Investment banker predicts that the naira would rise to N600/$ by the end of the year

  • Charge investors to capitalize on reform prospects.

Investment bankers believe the naira would rise to between N550 and N600 per dollar later this year as the foreign exchange market reforms take effect and foreign capital flows into the economy.

They also anticipated accelerated growth in the country’s foreign reserves, estimating they may reach $60 billion this year.

As a result, they urged investors to take advantage of the reform and position themselves in the investment market ahead of the influx of international investors.

At AFRINVEST West Africa Limited’s mid-year investment meeting in Lagos, Group Managing Director, Afrinvest West Africa, Ike Chioke, discussed the prospects afforded by the currency and energy reforms to investors and how they should be explored for maximum returns on investment.

Speaking on the theme of ‘The Turning Point: Positioning for Optimal Return,’ he urged investors to position themselves for economic possibilities that have been increased by current changes.

Chioke stated that signs in both the domestic and global markets indicated that the country’s economy was nearing a tipping point toward greatness.

“Global inflation rates have fallen alarmingly in the last six or seven months.” We’ve seen that global central banks’ rate-tightening has reached a halt.

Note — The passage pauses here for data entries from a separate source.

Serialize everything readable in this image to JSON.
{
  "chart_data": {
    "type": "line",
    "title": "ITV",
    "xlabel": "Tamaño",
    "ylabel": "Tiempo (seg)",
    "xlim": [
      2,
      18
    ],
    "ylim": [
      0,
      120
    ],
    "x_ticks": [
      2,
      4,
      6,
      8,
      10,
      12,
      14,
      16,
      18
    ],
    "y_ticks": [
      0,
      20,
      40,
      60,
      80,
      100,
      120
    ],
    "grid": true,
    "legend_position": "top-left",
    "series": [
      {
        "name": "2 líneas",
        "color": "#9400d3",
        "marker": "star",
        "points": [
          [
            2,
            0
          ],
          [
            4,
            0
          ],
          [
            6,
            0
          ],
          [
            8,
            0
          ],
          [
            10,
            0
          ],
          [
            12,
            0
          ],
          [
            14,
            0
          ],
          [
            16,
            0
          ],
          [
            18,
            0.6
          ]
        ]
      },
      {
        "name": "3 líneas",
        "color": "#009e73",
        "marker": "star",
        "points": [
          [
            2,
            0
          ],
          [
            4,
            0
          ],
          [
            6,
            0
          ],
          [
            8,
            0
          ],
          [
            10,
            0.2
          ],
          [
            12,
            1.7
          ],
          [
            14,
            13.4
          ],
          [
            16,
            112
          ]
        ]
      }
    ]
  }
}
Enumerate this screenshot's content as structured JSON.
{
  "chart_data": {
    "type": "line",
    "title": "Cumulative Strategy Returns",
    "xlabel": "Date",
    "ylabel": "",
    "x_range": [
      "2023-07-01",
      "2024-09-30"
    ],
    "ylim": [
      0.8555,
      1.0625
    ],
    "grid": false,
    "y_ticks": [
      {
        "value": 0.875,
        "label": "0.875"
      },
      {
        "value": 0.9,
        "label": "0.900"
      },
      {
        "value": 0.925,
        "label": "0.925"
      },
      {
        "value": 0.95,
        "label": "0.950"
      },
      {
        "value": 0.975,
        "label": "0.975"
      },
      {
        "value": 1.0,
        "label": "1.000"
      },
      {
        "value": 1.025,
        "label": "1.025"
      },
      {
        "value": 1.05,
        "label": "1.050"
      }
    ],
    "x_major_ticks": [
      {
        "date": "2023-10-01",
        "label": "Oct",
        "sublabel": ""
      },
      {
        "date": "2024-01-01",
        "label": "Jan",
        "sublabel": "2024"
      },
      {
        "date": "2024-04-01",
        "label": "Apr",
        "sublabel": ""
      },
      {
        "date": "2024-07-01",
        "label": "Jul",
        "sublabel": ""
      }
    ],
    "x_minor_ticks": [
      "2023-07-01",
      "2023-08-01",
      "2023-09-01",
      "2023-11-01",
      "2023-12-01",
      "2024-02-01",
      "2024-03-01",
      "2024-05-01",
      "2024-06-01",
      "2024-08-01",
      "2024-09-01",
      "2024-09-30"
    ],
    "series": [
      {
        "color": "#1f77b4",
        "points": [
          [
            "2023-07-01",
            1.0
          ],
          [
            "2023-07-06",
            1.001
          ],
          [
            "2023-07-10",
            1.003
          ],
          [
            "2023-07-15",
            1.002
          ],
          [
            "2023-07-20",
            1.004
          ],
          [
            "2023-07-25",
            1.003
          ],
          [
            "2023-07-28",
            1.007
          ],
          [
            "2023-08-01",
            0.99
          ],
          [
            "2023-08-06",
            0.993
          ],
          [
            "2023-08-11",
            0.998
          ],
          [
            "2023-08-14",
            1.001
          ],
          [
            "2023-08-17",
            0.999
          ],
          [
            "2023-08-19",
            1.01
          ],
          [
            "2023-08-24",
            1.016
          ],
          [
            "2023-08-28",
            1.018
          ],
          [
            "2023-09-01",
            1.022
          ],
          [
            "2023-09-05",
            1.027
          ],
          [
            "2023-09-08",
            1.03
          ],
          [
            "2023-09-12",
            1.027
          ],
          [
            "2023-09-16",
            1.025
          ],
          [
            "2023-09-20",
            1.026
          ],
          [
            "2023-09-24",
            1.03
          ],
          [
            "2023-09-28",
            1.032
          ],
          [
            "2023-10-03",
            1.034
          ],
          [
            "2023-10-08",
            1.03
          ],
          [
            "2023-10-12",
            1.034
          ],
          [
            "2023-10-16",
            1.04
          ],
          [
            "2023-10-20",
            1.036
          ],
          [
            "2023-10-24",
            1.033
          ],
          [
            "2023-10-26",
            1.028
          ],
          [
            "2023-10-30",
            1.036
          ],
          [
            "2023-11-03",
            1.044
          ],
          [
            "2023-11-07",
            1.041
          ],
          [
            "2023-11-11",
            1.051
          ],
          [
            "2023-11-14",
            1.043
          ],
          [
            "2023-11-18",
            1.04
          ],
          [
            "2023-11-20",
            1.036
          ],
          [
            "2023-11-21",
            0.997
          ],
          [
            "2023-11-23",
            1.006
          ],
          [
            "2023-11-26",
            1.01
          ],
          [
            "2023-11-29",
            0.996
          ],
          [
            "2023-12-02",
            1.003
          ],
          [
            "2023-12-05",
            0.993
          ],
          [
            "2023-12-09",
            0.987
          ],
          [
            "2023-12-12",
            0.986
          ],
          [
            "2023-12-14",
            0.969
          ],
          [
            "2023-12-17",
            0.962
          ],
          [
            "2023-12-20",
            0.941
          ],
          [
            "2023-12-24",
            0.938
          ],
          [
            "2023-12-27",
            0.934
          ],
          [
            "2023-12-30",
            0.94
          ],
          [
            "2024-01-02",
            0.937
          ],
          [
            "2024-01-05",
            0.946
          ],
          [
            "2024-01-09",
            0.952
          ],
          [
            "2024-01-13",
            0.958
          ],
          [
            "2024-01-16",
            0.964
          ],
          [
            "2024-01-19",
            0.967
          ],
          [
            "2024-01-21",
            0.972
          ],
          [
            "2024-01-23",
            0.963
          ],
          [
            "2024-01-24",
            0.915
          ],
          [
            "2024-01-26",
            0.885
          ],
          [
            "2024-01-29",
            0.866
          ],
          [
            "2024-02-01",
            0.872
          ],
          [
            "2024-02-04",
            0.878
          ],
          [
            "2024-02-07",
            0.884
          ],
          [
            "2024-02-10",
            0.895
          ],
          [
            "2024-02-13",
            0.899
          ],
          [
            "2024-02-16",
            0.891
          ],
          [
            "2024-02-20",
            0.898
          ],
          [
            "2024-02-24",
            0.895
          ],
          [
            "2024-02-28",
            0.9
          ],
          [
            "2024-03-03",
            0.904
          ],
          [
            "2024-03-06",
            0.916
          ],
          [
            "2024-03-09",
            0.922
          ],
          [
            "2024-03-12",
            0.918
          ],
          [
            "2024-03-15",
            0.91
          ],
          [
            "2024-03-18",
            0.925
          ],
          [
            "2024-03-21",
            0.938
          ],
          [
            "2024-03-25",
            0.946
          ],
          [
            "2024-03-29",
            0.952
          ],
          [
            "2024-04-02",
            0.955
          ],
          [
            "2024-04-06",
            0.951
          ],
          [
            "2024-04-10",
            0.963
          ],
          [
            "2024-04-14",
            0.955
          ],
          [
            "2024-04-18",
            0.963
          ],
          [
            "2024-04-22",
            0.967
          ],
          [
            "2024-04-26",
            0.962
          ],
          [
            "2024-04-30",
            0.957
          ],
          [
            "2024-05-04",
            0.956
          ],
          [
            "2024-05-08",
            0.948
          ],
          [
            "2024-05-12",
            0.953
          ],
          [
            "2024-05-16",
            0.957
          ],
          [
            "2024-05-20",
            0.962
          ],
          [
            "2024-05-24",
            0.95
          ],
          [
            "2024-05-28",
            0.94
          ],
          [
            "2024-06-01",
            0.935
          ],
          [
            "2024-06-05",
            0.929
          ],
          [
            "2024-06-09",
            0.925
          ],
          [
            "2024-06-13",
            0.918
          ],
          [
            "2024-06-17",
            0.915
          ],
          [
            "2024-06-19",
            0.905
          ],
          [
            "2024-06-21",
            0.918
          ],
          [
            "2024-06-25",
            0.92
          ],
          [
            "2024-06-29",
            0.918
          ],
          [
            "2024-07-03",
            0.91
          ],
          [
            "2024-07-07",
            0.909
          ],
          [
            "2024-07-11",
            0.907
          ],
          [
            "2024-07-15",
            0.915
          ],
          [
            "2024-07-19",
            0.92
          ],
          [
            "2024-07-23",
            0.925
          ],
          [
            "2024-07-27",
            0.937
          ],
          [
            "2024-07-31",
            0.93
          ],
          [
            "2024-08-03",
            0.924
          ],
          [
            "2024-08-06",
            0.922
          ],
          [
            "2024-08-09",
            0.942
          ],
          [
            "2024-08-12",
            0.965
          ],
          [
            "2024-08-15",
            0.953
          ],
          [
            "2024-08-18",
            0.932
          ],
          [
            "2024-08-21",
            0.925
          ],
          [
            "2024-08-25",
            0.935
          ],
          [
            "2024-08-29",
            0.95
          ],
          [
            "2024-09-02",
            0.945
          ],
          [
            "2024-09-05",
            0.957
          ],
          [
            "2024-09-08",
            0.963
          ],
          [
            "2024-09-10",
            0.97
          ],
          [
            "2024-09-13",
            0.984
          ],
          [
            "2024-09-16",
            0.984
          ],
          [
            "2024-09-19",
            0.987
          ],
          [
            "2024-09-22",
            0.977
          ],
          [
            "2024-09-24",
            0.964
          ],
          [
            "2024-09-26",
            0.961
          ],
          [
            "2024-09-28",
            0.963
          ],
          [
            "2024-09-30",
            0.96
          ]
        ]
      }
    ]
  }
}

“They have succeeded in containing inflation.” “The new government and ongoing forex reforms have implications for Nigeria,” he added.

He stated that eliminating the petrol subsidy would result in fiscal savings of N2 trillion in 2023, adding that this, along with gains from enhanced oil exports and non-oil sources, would raise income.

According to him, despite the fact that the naira has been devalued by around 40%, it has several positives, including the government saving around N2 trillion simply by eliminating subsidies.

He, on the other hand, argued against spending the savings on palliatives, claiming that “a palliative is not a permanent solution.”

Read: CBN debunks naira devaluation rumors

Chioke also stated that the Central Bank of Nigeria’s FX changes had given him hope for long-term economic development.

He predicted that the surge in currency rates on the parallel market would be short-lived as foreign investors pumped dollars into the economy.

He predicted that additional foreign direct investments would flow into the economy in the long run.

Abiodun Keripe, Managing Director of Afrinvest Consulting, stated that the currency market changes had opened the door for Nigeria to increase its foreign reserves to $60 billion by year’s end.

He stated that meeting the aim will necessitate increased oil output, increased diaspora remittances, and the continuation of tax and oil subsidy changes.

According to Keripe, adopting the changes would help boost the naira from its current value to roughly N550/N600/$ by year’s end.

“No policy can artificially fix the rate without worsening the delicate situation.” In fact, the incentives to significantly lower the exchange rate are rather limited for revenue mobilization,” he stated.

He explained that the impact of currency unification on the lowering of the government deficit by around N350 billion was also of interest to investors.

“Inflation is likely to reach 24 percent before slowing in the fourth quarter due to the base effect and weakened demand pressure.” As a result, monetary policy would proceed cautiously by maintaining the status quo.

“We anticipate a more market-responsive FX rate, which will boost investor confidence and improve trade and capital flows.” However, the road to FX stability would be hard. “The FX rate is expected to remain above N700 in the near to medium term,” he said.

Ayodeji Eboh, Managing Director/Chief Business Officer, Optimus by Afrinvest, also spoke, saying the reforms were a watershed moment since, with Nigeria’s new administration, there would be short-term pains that would subside over time.

However, he believes that subsidy savings should be related to specific projects that benefit people.

He advocated for increased infrastructure investment and measures that encourage ease of doing business.